Indianapolis is removing a grave monument memorializing Confederate prisoners of war. On Monday morning, a construction crew began work to dismantle the monument.
Amid protests last week, Indianapolis Mayor Joe Hogsett said it was time for the monument to be removed.
“Our streets are filled with voices of anger and anguish, testament to centuries of racism directed at Black Americans,” he said in a statement last week. “We must name these instances of discrimination and never forget our past – but we should not honor them. Whatever original purpose this grave marker might once have had, for far too long it has served as nothing more than a painful reminder of our state’s horrific embrace of the Ku Klux Klan a century ago."
The monument has stood in Garfield Park since 1928, after it was moved from Greenlawn Cemetery. Public figures affiliated with KKK lobbied for the move because they wanted it to be more visible. In 2017, the Indianapolis Parks Board passed a resolution to remove the monument once funding was secured.

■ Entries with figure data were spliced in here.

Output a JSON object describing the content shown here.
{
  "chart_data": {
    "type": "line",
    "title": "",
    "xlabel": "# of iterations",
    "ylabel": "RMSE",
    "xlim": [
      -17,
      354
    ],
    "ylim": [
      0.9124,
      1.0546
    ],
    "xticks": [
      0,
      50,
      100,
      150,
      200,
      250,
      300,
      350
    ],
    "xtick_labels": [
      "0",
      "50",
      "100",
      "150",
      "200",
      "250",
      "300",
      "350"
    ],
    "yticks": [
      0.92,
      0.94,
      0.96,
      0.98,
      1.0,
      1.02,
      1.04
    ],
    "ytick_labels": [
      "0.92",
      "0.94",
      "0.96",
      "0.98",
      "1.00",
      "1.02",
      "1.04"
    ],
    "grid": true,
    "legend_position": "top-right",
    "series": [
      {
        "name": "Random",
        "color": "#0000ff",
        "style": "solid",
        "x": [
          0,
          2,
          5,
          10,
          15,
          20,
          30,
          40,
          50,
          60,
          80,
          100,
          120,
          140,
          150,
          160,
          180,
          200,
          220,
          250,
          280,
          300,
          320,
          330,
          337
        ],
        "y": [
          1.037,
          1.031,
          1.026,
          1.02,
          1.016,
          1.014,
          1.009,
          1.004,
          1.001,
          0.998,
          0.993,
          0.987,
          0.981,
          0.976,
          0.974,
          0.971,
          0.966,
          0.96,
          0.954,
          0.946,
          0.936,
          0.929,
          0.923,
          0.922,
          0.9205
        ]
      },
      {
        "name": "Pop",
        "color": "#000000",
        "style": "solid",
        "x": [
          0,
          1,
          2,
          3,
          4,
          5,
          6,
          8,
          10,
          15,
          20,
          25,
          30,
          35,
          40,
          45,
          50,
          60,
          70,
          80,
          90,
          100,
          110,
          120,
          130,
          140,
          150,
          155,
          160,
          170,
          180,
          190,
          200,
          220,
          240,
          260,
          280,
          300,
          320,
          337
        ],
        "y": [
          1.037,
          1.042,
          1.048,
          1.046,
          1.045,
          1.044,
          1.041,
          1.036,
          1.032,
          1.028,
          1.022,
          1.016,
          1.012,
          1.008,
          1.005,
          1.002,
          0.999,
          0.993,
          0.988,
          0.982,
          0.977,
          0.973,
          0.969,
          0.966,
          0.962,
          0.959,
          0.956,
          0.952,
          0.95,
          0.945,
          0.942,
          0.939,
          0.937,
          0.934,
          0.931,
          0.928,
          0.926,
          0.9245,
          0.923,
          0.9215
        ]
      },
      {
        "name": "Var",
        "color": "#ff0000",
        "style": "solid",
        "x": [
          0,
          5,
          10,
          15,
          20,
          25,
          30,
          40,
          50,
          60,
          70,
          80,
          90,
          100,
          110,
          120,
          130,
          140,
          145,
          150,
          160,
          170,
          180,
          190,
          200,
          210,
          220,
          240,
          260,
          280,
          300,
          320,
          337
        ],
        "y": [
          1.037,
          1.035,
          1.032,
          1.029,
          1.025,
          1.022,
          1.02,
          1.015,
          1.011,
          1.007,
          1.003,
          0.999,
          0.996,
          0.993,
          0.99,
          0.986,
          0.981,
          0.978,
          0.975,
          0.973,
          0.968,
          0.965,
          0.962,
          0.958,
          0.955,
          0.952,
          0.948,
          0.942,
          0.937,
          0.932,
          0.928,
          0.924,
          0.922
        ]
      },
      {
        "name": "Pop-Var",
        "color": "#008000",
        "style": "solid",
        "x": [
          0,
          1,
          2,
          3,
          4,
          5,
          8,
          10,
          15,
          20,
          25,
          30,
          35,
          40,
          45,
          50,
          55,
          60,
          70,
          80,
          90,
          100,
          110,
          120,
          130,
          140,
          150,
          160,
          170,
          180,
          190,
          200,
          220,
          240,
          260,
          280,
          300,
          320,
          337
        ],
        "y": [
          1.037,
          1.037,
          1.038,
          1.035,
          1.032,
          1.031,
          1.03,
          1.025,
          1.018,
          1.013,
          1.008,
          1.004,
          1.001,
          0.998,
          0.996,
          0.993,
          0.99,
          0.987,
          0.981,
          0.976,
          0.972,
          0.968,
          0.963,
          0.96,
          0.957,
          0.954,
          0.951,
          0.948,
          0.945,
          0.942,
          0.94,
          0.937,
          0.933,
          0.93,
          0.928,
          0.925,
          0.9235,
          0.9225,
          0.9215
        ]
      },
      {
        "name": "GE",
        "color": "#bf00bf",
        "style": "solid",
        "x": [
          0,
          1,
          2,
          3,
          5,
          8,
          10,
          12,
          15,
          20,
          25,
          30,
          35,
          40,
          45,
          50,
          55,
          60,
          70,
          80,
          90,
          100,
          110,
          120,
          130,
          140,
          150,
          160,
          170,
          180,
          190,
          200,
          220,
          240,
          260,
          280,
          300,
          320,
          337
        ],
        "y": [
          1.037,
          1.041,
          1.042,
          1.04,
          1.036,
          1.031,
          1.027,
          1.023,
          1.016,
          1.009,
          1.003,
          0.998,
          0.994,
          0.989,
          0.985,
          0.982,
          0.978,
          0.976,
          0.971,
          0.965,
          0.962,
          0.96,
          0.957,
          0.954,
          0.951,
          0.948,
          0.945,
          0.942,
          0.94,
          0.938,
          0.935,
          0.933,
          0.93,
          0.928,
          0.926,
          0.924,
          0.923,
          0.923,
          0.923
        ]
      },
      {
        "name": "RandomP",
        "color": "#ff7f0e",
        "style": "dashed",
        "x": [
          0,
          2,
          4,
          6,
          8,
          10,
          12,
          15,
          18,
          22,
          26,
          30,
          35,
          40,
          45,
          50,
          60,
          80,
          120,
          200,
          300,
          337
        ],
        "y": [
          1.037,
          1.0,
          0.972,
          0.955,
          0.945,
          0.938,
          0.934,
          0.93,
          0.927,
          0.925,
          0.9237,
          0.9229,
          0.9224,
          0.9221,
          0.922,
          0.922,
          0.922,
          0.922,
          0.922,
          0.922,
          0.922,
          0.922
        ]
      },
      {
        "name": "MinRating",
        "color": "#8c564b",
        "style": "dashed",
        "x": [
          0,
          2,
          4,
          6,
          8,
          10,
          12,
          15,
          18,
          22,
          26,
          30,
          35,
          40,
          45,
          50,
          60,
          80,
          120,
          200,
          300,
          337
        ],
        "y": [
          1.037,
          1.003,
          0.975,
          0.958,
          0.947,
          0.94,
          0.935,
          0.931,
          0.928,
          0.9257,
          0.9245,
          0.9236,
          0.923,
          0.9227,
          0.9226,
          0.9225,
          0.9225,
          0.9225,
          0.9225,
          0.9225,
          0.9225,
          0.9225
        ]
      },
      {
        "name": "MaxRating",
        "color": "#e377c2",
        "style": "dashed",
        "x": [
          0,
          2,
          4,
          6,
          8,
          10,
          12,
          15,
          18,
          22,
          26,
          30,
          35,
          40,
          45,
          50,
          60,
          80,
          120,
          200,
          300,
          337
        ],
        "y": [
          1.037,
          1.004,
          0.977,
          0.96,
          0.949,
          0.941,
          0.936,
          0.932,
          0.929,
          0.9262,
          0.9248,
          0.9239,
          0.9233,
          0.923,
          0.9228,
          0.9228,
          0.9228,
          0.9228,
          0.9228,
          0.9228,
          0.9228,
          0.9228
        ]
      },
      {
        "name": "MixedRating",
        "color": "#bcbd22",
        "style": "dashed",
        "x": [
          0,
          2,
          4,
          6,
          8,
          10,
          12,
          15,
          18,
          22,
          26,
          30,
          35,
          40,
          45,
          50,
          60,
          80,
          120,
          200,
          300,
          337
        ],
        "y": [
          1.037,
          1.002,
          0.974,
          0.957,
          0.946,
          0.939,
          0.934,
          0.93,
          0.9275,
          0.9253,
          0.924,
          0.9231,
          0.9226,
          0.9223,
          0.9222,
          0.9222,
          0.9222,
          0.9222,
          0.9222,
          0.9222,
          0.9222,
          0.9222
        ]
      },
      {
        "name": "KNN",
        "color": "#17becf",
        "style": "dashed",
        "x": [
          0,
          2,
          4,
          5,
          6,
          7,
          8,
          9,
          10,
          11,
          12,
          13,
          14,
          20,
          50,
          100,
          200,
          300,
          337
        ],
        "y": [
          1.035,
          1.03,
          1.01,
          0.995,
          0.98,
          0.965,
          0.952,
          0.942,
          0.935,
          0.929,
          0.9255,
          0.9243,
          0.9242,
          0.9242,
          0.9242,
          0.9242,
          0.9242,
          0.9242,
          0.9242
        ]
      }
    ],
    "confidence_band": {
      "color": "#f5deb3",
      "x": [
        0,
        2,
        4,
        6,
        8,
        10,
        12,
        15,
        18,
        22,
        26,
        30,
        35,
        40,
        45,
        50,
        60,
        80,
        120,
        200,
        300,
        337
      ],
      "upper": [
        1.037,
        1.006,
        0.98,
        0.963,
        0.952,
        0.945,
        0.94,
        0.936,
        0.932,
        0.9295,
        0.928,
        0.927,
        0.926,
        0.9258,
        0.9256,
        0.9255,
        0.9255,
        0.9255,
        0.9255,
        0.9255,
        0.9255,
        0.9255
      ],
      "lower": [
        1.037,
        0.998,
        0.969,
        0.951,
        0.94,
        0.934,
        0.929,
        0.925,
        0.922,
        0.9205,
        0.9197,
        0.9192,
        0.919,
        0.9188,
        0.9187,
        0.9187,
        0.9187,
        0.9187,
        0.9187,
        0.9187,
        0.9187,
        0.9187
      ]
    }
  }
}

Antoinette Hood watched as the workers dismantled the monument. She's lived in the Garfield Park neighborhood for 67-years.
"It doesn’t reflect what this community is all about now," Hood says. "Maybe back in 1927, but not currently, because it’s a very diverse community that this park services, and we love it."
Hood says she hopes the monument will be replaced with a statue of former President James A. Garfield, or a philanthropist that supports the park.
The city estimates the cost of moving the monument will be between $50,000 and $100,000.